Strategic reasons for holding gold are as a diversifier, a way of adding value to the portfolio — which particularly is the case right now as the price hits new highs — and as an inflation hedge.
For the $2.5 billion City of Austin (Texas) Employees’ Retirement System, a $5 million gold futures allocation, run by NISA Investment Advisors LLC, was made for inflation purposes.
The new allocation was approved in March “as a potential hedge against the potential risk of a stagflationary environment similar to what the United States experienced during the 1970s,” CIO David Veal said in an email. “We believe the risk of such a scenario is currently low but rising, which is why this allocation was initiated at a small (about 0.2% of the fund assets) size with room to increase over time should circumstances warrant.”
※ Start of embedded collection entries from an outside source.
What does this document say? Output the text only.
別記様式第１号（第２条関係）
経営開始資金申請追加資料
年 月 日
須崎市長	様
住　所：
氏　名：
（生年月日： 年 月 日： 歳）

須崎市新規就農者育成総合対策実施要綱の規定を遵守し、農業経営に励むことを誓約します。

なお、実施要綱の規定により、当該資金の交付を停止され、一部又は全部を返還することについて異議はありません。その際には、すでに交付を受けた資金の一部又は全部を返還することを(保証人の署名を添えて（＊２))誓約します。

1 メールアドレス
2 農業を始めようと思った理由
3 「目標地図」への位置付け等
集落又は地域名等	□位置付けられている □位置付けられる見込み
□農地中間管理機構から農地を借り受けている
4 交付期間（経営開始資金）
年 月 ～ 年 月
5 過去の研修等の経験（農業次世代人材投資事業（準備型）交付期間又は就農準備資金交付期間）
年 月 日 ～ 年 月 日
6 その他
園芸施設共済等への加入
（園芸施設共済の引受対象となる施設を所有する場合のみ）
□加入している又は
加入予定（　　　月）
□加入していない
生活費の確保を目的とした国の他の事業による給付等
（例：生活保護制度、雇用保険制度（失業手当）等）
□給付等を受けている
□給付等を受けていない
Since the risk of stagflation looks to be present in economies for a while, “this allocation is indeed viewed as a long-term part of our efforts to maintain a well-diversified portfolio that delivers strong returns across different market environments,” Mr. Veal said.
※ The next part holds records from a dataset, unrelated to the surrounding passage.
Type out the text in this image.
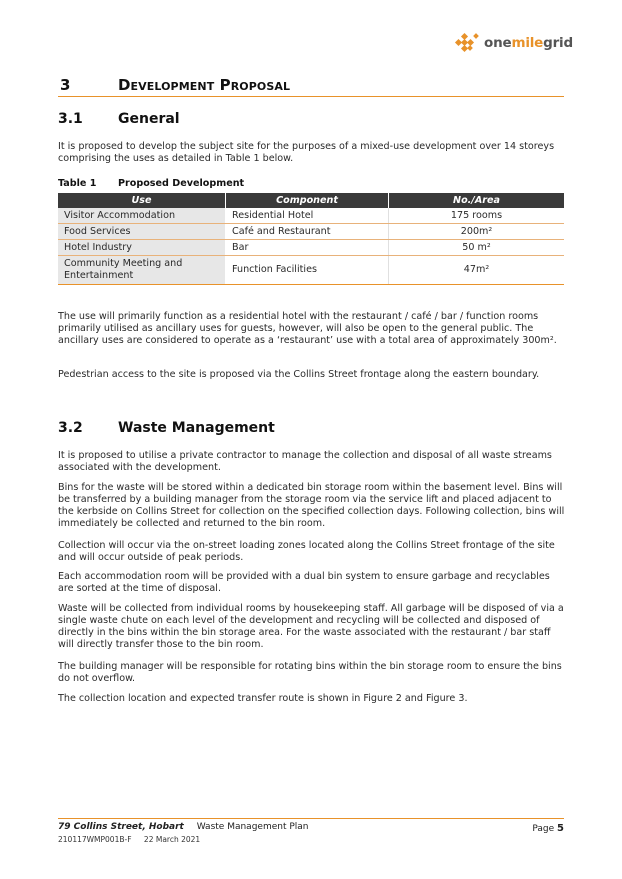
onemilegrid
3	Development Proposal
3.1	General

It is proposed to develop the subject site for the purposes of a mixed-use development over 14 storeys comprising the uses as detailed in Table 1 below.

Table 1 Proposed Development
Use	Component	No./Area
Visitor Accommodation	Residential Hotel	175 rooms
Food Services	Café and Restaurant	200m²
Hotel Industry	Bar	50 m²
Community Meeting and Entertainment	Function Facilities	47m²

The use will primarily function as a residential hotel with the restaurant / café / bar / function rooms primarily utilised as ancillary uses for guests, however, will also be open to the general public. The ancillary uses are considered to operate as a ‘restaurant’ use with a total area of approximately 300m².

Pedestrian access to the site is proposed via the Collins Street frontage along the eastern boundary.

3.2	Waste Management

It is proposed to utilise a private contractor to manage the collection and disposal of all waste streams associated with the development.

Bins for the waste will be stored within a dedicated bin storage room within the basement level. Bins will be transferred by a building manager from the storage room via the service lift and placed adjacent to the kerbside on Collins Street for collection on the specified collection days. Following collection, bins will immediately be collected and returned to the bin room.

Collection will occur via the on-street loading zones located along the Collins Street frontage of the site and will occur outside of peak periods.

Each accommodation room will be provided with a dual bin system to ensure garbage and recyclables are sorted at the time of disposal.

Waste will be collected from individual rooms by housekeeping staff. All garbage will be disposed of via a single waste chute on each level of the development and recycling will be collected and disposed of directly in the bins within the bin storage area. For the waste associated with the restaurant / bar staff will directly transfer those to the bin room.

The building manager will be responsible for rotating bins within the bin storage room to ensure the bins do not overflow.

The collection location and expected transfer route is shown in Figure 2 and Figure 3.

79 Collins Street, Hobart Waste Management Plan
210117WMP001B-F 22 March 2021
Page 5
Other managers have pared back gold exposure after increasing allocations in recent quarters.
Unigestion SA’s multiasset team had been bullish on gold, adding a small tactical exposure of about 2% to 3% of the strategy to a roughly 5% strategic allocation, but “neutralized” that position over the last few weeks, said Salman Baig, Geneva-based multiasset investment manager. Executives pulled back on the tactical positioning because there were indications of an economic recovery — a negative for gold, despite low real rates and dollar weakness, a positive. Those views offset one another and so “it made sense for the team to take a pause,” Mr. Baig said. The firm runs $1.4 billion in multiasset funds.
Union Investment Institutional GmbH’s commodity fund is benchmark-oriented, with about a 9% allocation always invested in gold, said Daniel Bathe, senior commodities portfolio manager in Frankfurt. About 33% is invested in precious metals for inflation protection, with the remainder of the fund allocated to more cyclical commodities such as base metals and energy.
“This year … we had a pretty huge allocation to precious metals. We increased twice this year, once in March when we had the big sell-off … and we did it again in June when it became clear the U.S. central bank would hold rates (low) for the foreseeable future,” Mr. Bathe said.
At that point, Union went to a 45% to 46% allocation to precious metals. “But now we’re in August and back to the benchmark weight” of 33% as the gold price reached Union’s short- to midterm price target.
If the price moves to $1,750 to $1,800 per ounce, “that would be a level where I would likely increase my exposure again,” Mr. Bathe said. Union’s commodity beta fund has €600 million ($707 million) in assets.